Grande Encyclopédie Larousse 1971-1976Éd. 1971-1976
B

Beethoven (Ludwig van) (suite)

Beethoven et l’Italie

Ce qui attira Beethoven chez les Italiens, ce fut principalement l’art vocal. Il en avait pris connaissance à travers les opéras bouffes que jouait le théâtre de Bonn ; il s’adressa à Salieri dans le dessein d’en apprendre davantage sur ce chapitre. Il n’est pas impossible que l’ampleur mélodique de certains adagios dans les symphonies, les sonates ou les quatuors soient le fruit de cet apprentissage. C’est cependant à propos des lieder qu’on pourrait tenter d’opérer quelques rapprochements : ils concerneraient probablement davantage les sources d’inspiration que l’œuvre elle-même. C’est en effet à Métastase qu’il emprunte les poèmes de dix-huit pièces vocales (lieder, ariettes, canzonettes, ensembles), dont le célèbre Ah ! Perfido entre 1793-1802 et le texte du canon Te solo adoro en 1824 ; certaines d’entre elles furent l’objet de trois versions (duo, trio, quatuor).
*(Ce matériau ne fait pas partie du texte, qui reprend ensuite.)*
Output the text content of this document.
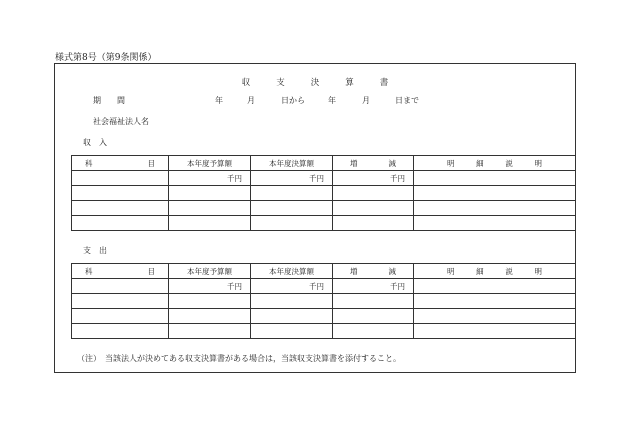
様式第8号（第9条関係）
収支決算書
期　　間	年	月	日から	年	月	日まで
社会福祉法人名
収　入
科 目	本年度予算額	本年度決算額	増 減	明 細 説 明

	千円	千円	千円	

支　出
科 目	本年度予算額	本年度決算額	増 減	明 細 説 明

	千円	千円	千円	

（注）　当該法人が決めてある収支決算書がある場合は，当該収支決算書を添付すること。
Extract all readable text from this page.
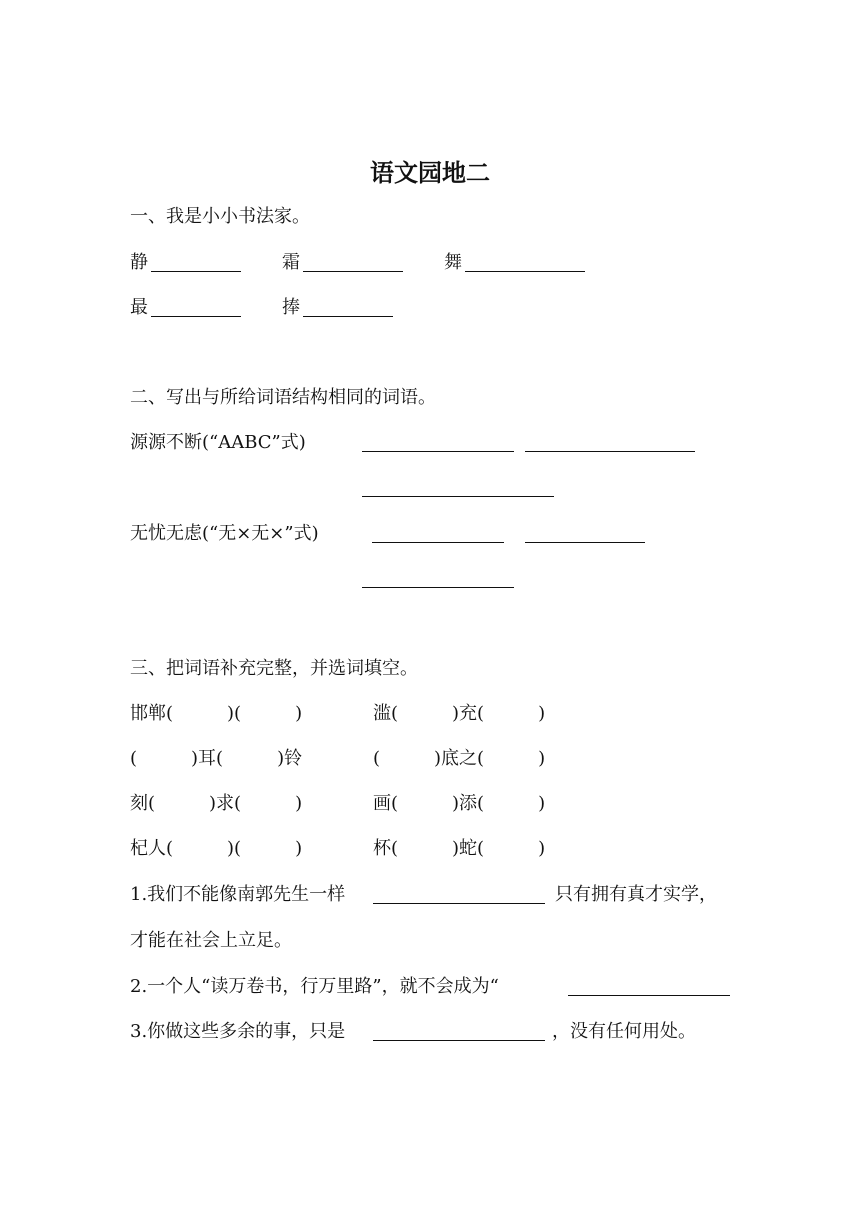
语文园地二
一、我是小小书法家。
静	霜	舞
最	捧
二、写出与所给词语结构相同的词语。
源源不断(“AABC”式)
无忧无虑(“无×无×”式)
三、把词语补充完整，并选词填空。
邯郸(　　　)(　　　)	滥(　　　)充(　　　)
(　　　)耳(　　　)铃	(　　　)底之(　　　)
刻(　　　)求(　　　)	画(　　　)添(　　　)
杞人(　　　)(　　　)	杯(　　　)蛇(　　　)
1.我们不能像南郭先生一样	只有拥有真才实学，
才能在社会上立足。
2.一个人“读万卷书，行万里路”，就不会成为“
3.你做这些多余的事，只是	，没有任何用处。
En 1807, Giuseppe Carpani (1752-1825) lui fournit le texte de In questa tomba oscura ; Clemente Bondi (1742-1821) est à l’origine, en 1814, de la cantate Un lieto brindisi, écrite pour la fête du Dr J. Malfatti, qui compta avec le baron Pasqualati au rang des protecteurs et amis de souche italienne dont Beethoven éprouva jusqu’à sa mort la fidélité.

Si la diffusion des œuvres de Beethoven en Italie (notamment la sonate op. 106) se heurte à de multiples difficultés, la musique italienne, par contre, commence dès 1816 à submerger Vienne. Beethoven, cependant, s’efforce dans les jugements qu’il porte de rester juste envers ses rivaux.
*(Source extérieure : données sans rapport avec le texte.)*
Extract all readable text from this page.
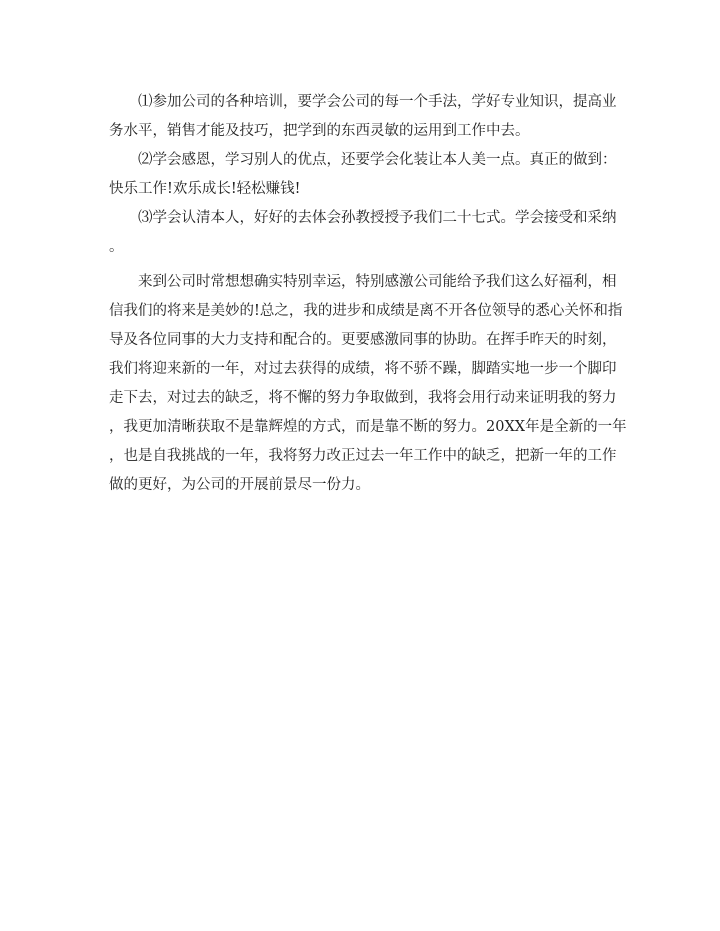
⑴参加公司的各种培训，要学会公司的每一个手法，学好专业知识，提高业
务水平，销售才能及技巧，把学到的东西灵敏的运用到工作中去。
⑵学会感恩，学习别人的优点，还要学会化装让本人美一点。真正的做到：
快乐工作!欢乐成长!轻松赚钱!
⑶学会认清本人，好好的去体会孙教授授予我们二十七式。学会接受和采纳
。
来到公司时常想想确实特别幸运，特别感激公司能给予我们这么好福利，相
信我们的将来是美妙的!总之，我的进步和成绩是离不开各位领导的悉心关怀和指
导及各位同事的大力支持和配合的。更要感激同事的协助。在挥手昨天的时刻，
我们将迎来新的一年，对过去获得的成绩，将不骄不躁，脚踏实地一步一个脚印
走下去，对过去的缺乏，将不懈的努力争取做到，我将会用行动来证明我的努力
，我更加清晰获取不是靠辉煌的方式，而是靠不断的努力。20XX年是全新的一年
，也是自我挑战的一年，我将努力改正过去一年工作中的缺乏，把新一年的工作
做的更好，为公司的开展前景尽一份力。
En 1822, il reçoit même, sur sa demande, Rossini, lorsque celui-ci vient à Vienne savourer le triomphe de ses œuvres. À plusieurs reprises, Rossini a raconté sa visite, et les Souvenirs de Michotte relatent le récit qu’il en fit à Wagner en 1860 lorsqu’il le rencontra : « Ce qu’aucun burin ne saurait exprimer, c’est la tristesse indéfinissable répandue en tous ses traits. Relevant la tête, il me dit en un italien assez compréhensible : « Ah ! Rossini, c’est vous l’auteur du Barbier de Séville ? Je vous en félicite : c’est un excellent opéra bouffe ; je l’ai lu avec plaisir et je m’en suis réjoui... Ne cherchez jamais à faire autre chose que de l’opéra bouffe, ce serait forcer votre destinée que de vouloir réussir dans un autre genre... L’opera seria, ce n’est pas dans la nature des Italiens. Pour traiter le vrai drame, ils n’ont pas assez de science musicale... Dans l’opera buffa, nul ne saurait vous égaler, vous autres Italiens. Votre langue et la vivacité de votre tempérament vous y destinent. » Cette relation impartiale est le meilleur témoignage que nous possédions sur ce que Beethoven pensait de la musique italienne et des genres qui conviennent particulièrement à la nature du tempérament italien. Elle nous éclaire sur l’esprit de justice qui animait Beethoven à l’égard de tendances expressives qui n’étaient pas les siennes.


L’apport beethovénien


La musique vocale

• Le lied. Alors que Mozart apparaît comme l’un des plus grands maîtres du classicisme en cette matière, Beethoven s’engage dans les voies du romantisme. Si l’on excepte ses chants populaires d’inspiration folklorique, la plupart de ses lieder ne se distinguent guère, par leur niveau, des pièces similaires contemporaines. Adélaïde (1795) témoigne cependant d’un sens dramatique assez nouveau, qui s’épanouira dans le cycle de la Bien-Aimée lointaine en 1816. Beethoven ne néglige pas la romance ni la mélodie à couplets, mais il est l’un des premiers à réaliser une fusion étroite entre l’expression poétique et l’expression musicale dans In questa tomba oscura, en 1807, ce qui n’exclut nullement le tour descriptif du Cri de la caille, le ton humoristique du Bison ou l’accent élégiaque de Mignon. L’esprit symphonique de l’accompagnement et le sens de l’humain qui président au choix de ses thèmes rendent les lieder de Beethoven très proches de l’esprit romantique, dont les œuvres de Schubert témoignent éloquemment à cette époque.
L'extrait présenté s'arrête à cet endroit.